Kids Say the Darnedest Things

In the Green Room with Family Therapist Robin Karr-Morse

Robin Karr-Morse is a family therapist and author of Scared Sick: The Role of Childhood Trauma in Adult Disease. Before participating in a panel on childhood trauma and our health, she sat down in the green room to talk Downton Abbey, what’s she’s hiding her closets (both literal and figurative), and how her first year of college changed her life.

Q. What’s the last thing that surprised you?

A. My two-year-old granddaughter’s acuity about things I was totally shocked that she knew.

Q. What are you keeping in your closet that you should have thrown away?

A. Oh, way too much. [Laughs.] Way too much. My size four clothing that I keep hoping to get back to. A couple of trinkets from Iran or China that I will probably never wear but seemed like a good idea to keep.

Q. What’s your greatest extravagance?

A. Travel.

Q. What salad dressing best describes you?

A. Oil and balsamic vinegar.

Q. What’s your favorite plant or flower?

A. Wild sweet pea.

Q. What was the most important year in your life?

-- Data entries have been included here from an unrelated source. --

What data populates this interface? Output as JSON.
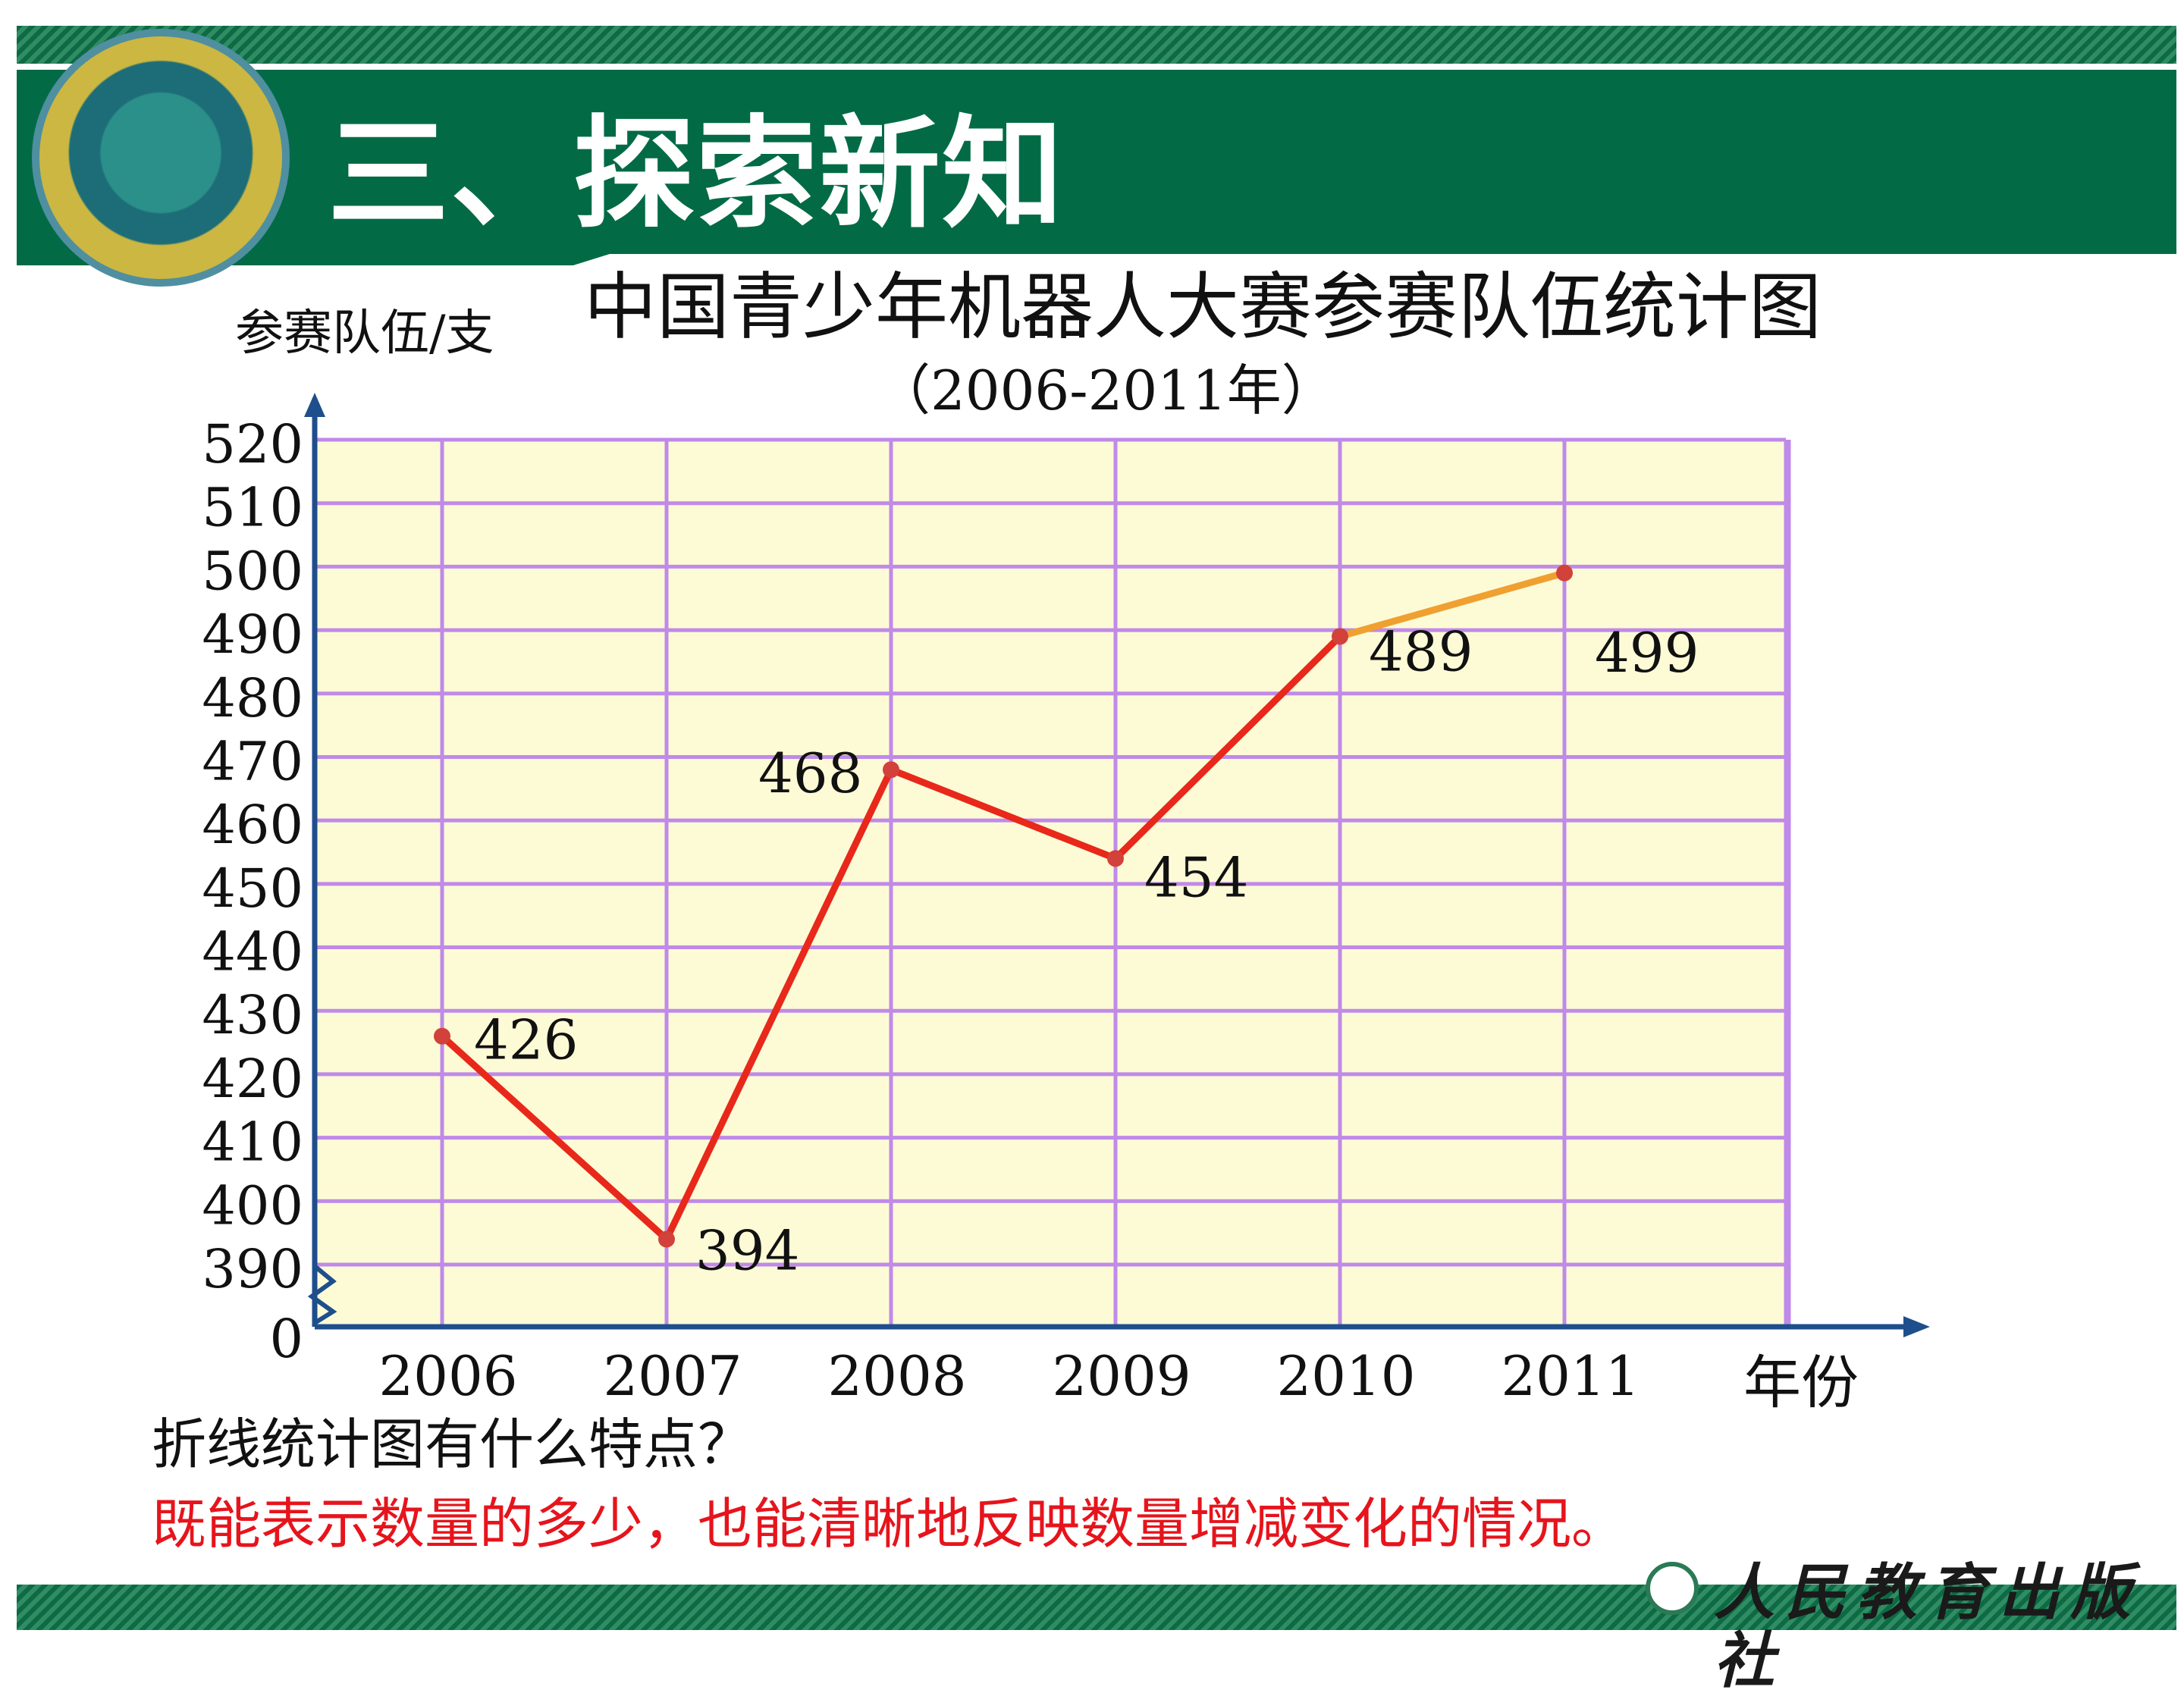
{
  "header": {
    "title": "三、探索新知"
  },
  "chart_data": {
    "type": "line",
    "title": "中国青少年机器人大赛参赛队伍统计图",
    "subtitle": "（2006-2011年）",
    "ylabel": "参赛队伍/支",
    "xlabel": "年份",
    "categories": [
      "2006",
      "2007",
      "2008",
      "2009",
      "2010",
      "2011"
    ],
    "series": [
      {
        "values": [
          426,
          394,
          468,
          454,
          489,
          499
        ]
      }
    ],
    "data_labels": [
      "426",
      "394",
      "468",
      "454",
      "489",
      "499"
    ],
    "y_ticks": [
      "0",
      "390",
      "400",
      "410",
      "420",
      "430",
      "440",
      "450",
      "460",
      "470",
      "480",
      "490",
      "500",
      "510",
      "520"
    ],
    "ylim": [
      390,
      520
    ],
    "y_axis_break": true,
    "grid": true,
    "colors": {
      "plot_background": "#fdfbd6",
      "grid": "#c08ae8",
      "axis": "#1f4e8c",
      "line": "#e8281a",
      "line_last_segment": "#f0a030",
      "marker": "#d2413a"
    }
  },
  "footer": {
    "question": "折线统计图有什么特点？",
    "answer": "既能表示数量的多少，也能清晰地反映数量增减变化的情况。",
    "publisher": "人民教育出版社"
  }
}
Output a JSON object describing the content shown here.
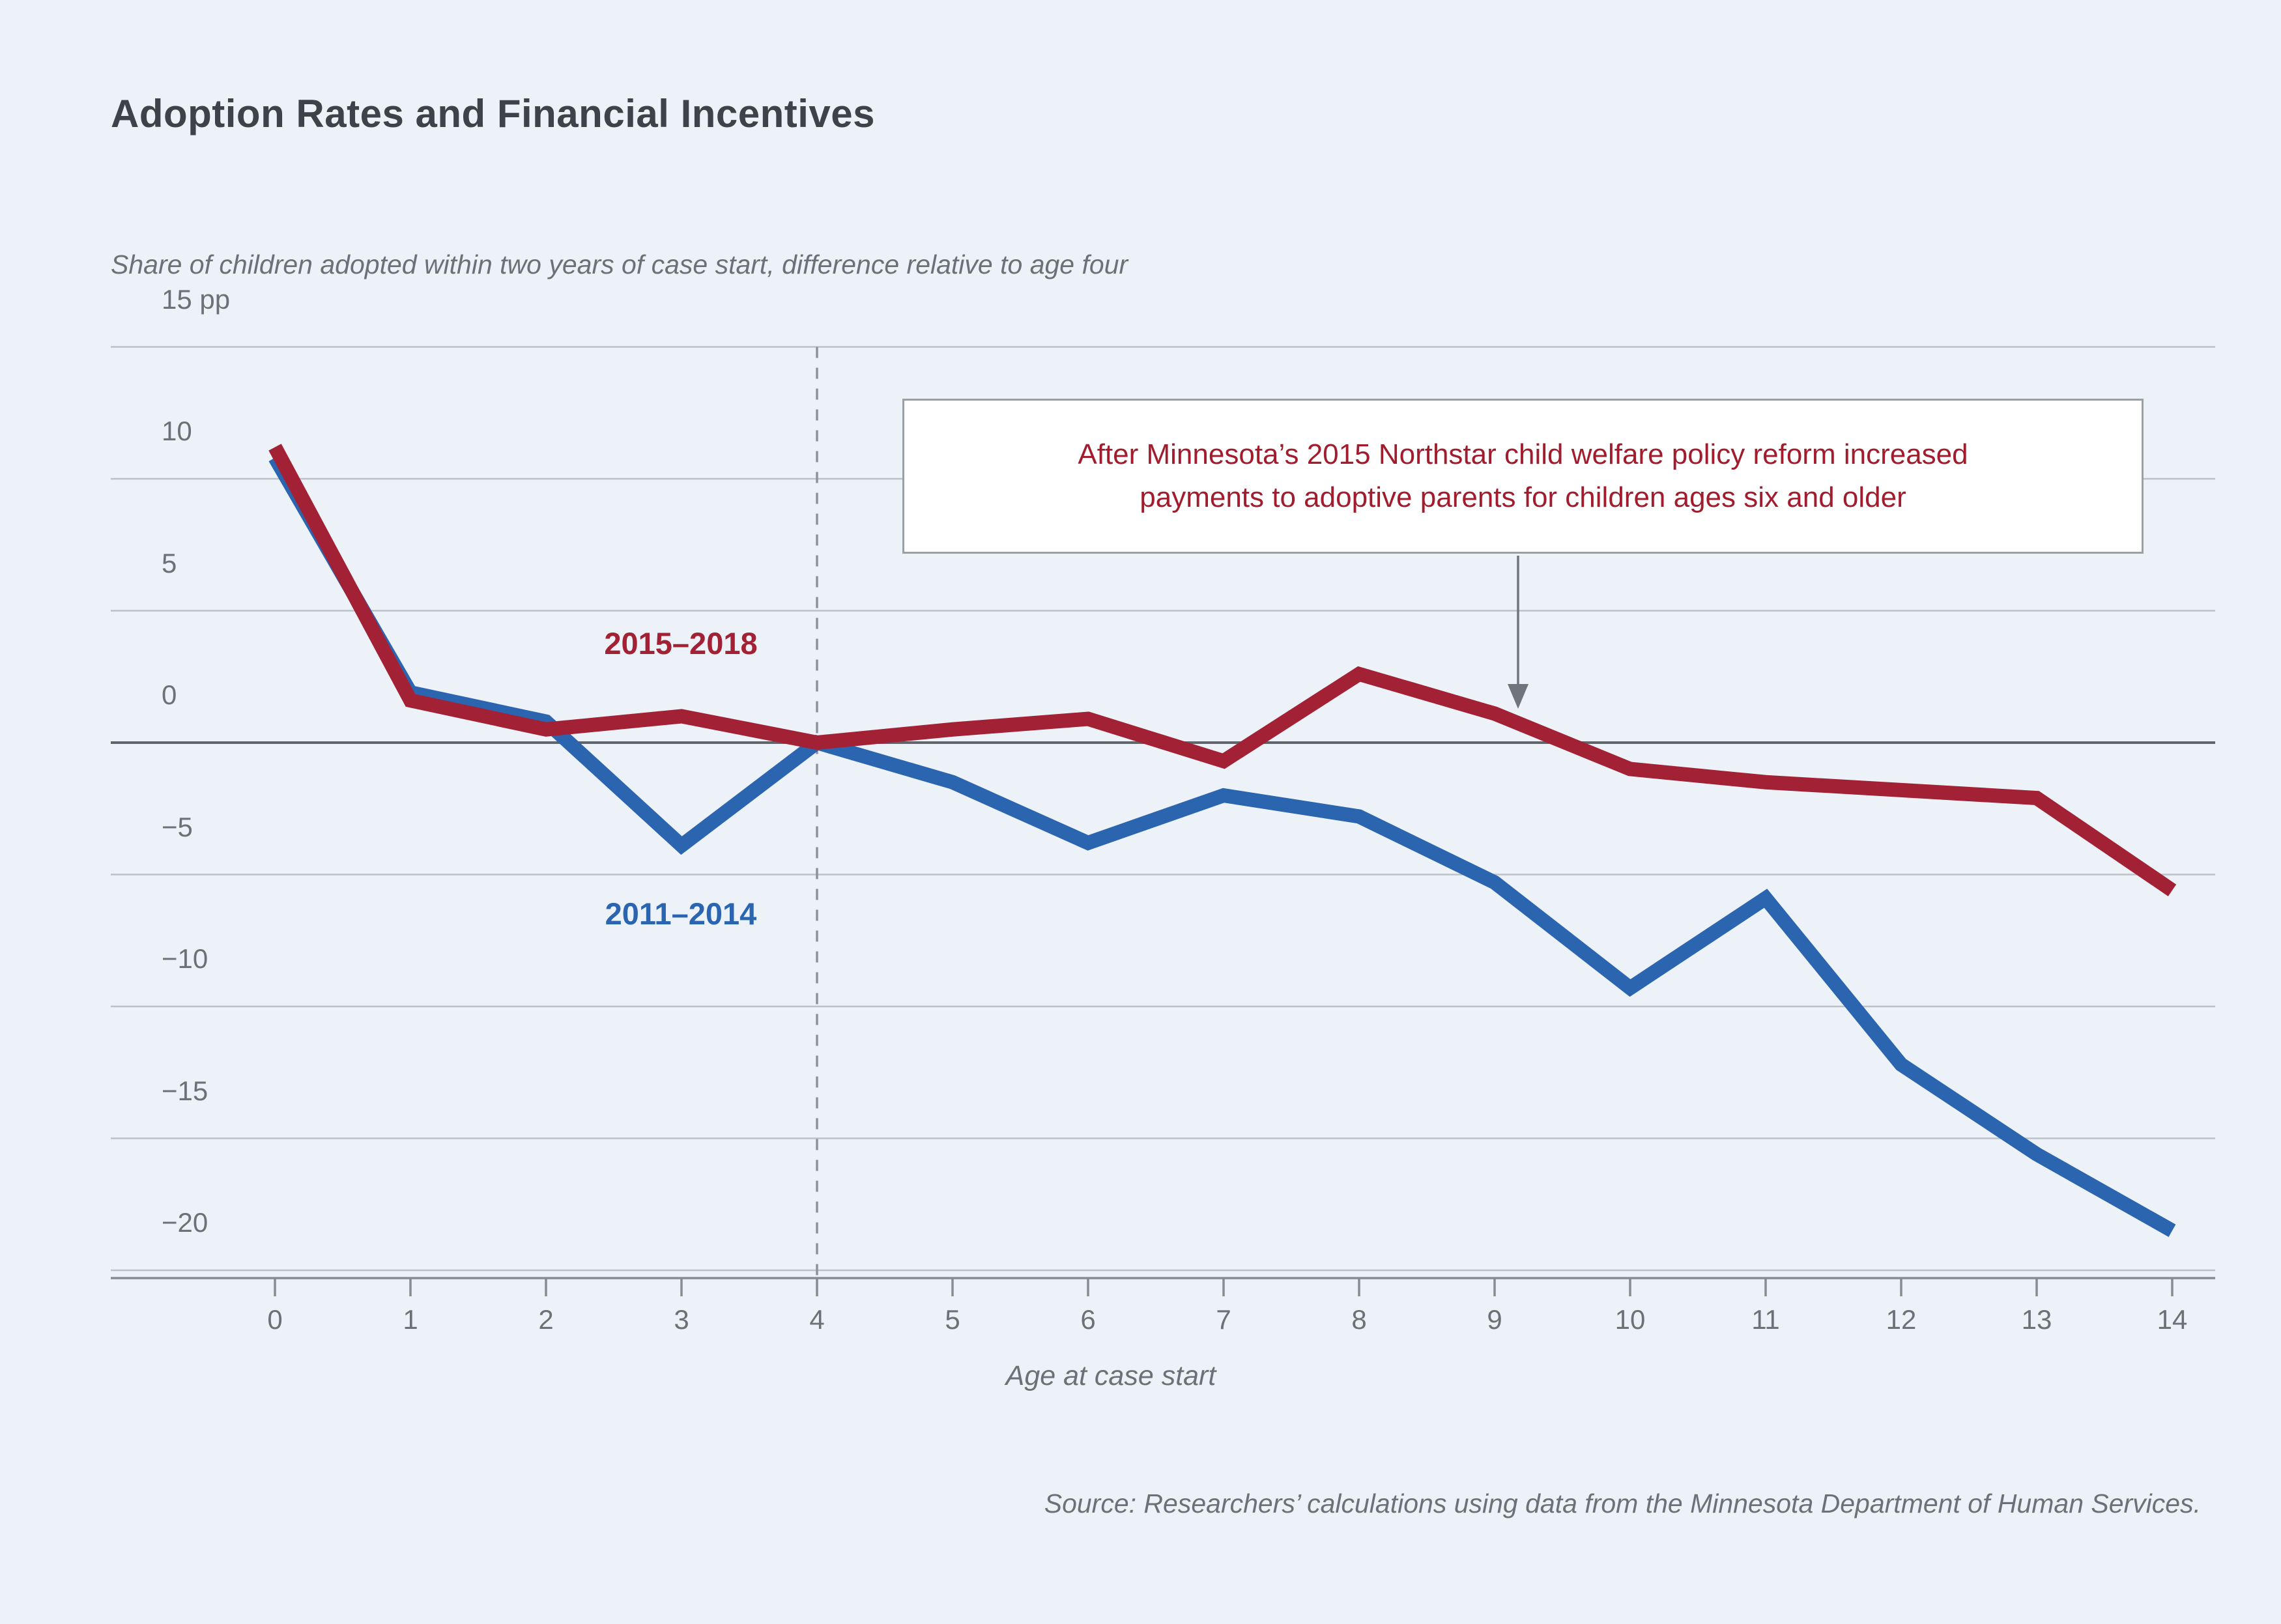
{
  "title": "Adoption Rates and Financial Incentives",
  "subtitle": "Share of children adopted within two years of case start, difference relative to age four",
  "annotation": {
    "line1": "After Minnesota’s 2015 Northstar child welfare policy reform increased",
    "line2": "payments to adoptive parents for children ages six and older"
  },
  "legend": {
    "series_recent": "2015–2018",
    "series_early": "2011–2014"
  },
  "source": "Source: Researchers’ calculations using data from the Minnesota Department of Human Services.",
  "colors": {
    "background": "#edf2f8",
    "series_recent": "#a32134",
    "series_early": "#2b65b0",
    "gridline": "#bcc2c8",
    "zero_line": "#5f656b",
    "axis_line": "#878c91",
    "dashed_reference_line": "#8d9399",
    "arrow": "#6f757b",
    "annotation_text": "#a11d2d",
    "text_gray": "#6b7177",
    "title_text": "#3e4347"
  },
  "chart_data": {
    "type": "line",
    "title": "Adoption Rates and Financial Incentives",
    "xlabel": "Age at case start",
    "ylabel": "Share of children adopted within two years of case start, difference relative to age four (pp)",
    "x": [
      0,
      1,
      2,
      3,
      4,
      5,
      6,
      7,
      8,
      9,
      10,
      11,
      12,
      13,
      14
    ],
    "series": [
      {
        "name": "2015–2018",
        "color": "#a32134",
        "values": [
          11.2,
          1.6,
          0.5,
          1.0,
          0,
          0.5,
          0.9,
          -0.7,
          2.6,
          1.1,
          -1.0,
          -1.5,
          -1.8,
          -2.1,
          -5.6
        ]
      },
      {
        "name": "2011–2014",
        "color": "#2b65b0",
        "values": [
          10.8,
          1.9,
          0.8,
          -3.9,
          0,
          -1.5,
          -3.8,
          -2.0,
          -2.8,
          -5.3,
          -9.3,
          -5.9,
          -12.2,
          -15.6,
          -18.5
        ]
      }
    ],
    "ylim": [
      -22.5,
      15
    ],
    "grid": true,
    "reference_line_x": 4,
    "legend_position": "inline-labels",
    "y_axis": {
      "ticks": [
        {
          "value": 15,
          "label": "15 pp"
        },
        {
          "value": 10,
          "label": "10"
        },
        {
          "value": 5,
          "label": "5"
        },
        {
          "value": 0,
          "label": "0"
        },
        {
          "value": -5,
          "label": "−5"
        },
        {
          "value": -10,
          "label": "−10"
        },
        {
          "value": -15,
          "label": "−15"
        },
        {
          "value": -20,
          "label": "−20"
        }
      ]
    },
    "x_axis": {
      "label": "Age at case start",
      "ticks": [
        {
          "value": 0,
          "label": "0"
        },
        {
          "value": 1,
          "label": "1"
        },
        {
          "value": 2,
          "label": "2"
        },
        {
          "value": 3,
          "label": "3"
        },
        {
          "value": 4,
          "label": "4"
        },
        {
          "value": 5,
          "label": "5"
        },
        {
          "value": 6,
          "label": "6"
        },
        {
          "value": 7,
          "label": "7"
        },
        {
          "value": 8,
          "label": "8"
        },
        {
          "value": 9,
          "label": "9"
        },
        {
          "value": 10,
          "label": "10"
        },
        {
          "value": 11,
          "label": "11"
        },
        {
          "value": 12,
          "label": "12"
        },
        {
          "value": 13,
          "label": "13"
        },
        {
          "value": 14,
          "label": "14"
        }
      ]
    }
  }
}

A. My freshman year of college. It was my first year living independently. My parents died when I was little, and I was raised by my grandmother. I was in girls’ schools all the way through my childhood. It was my first chance to kind of make my own way, and that was pretty terrific.

Q. What’s something most people don’t know about you?

A. My own history.

Q. If you could be anyone in history, who would you be?

A. I think I’d still be me.

Q. Do you DVR any television shows?

A. Downton Abbey is probably the only thing I’ve watched in the last 10 years. I’m not a TV person-I don’t sit still well.

Q. Where would we find you at 10:00 a.m. on a typical Saturday?

A. In the pool, swimming-every Saturday.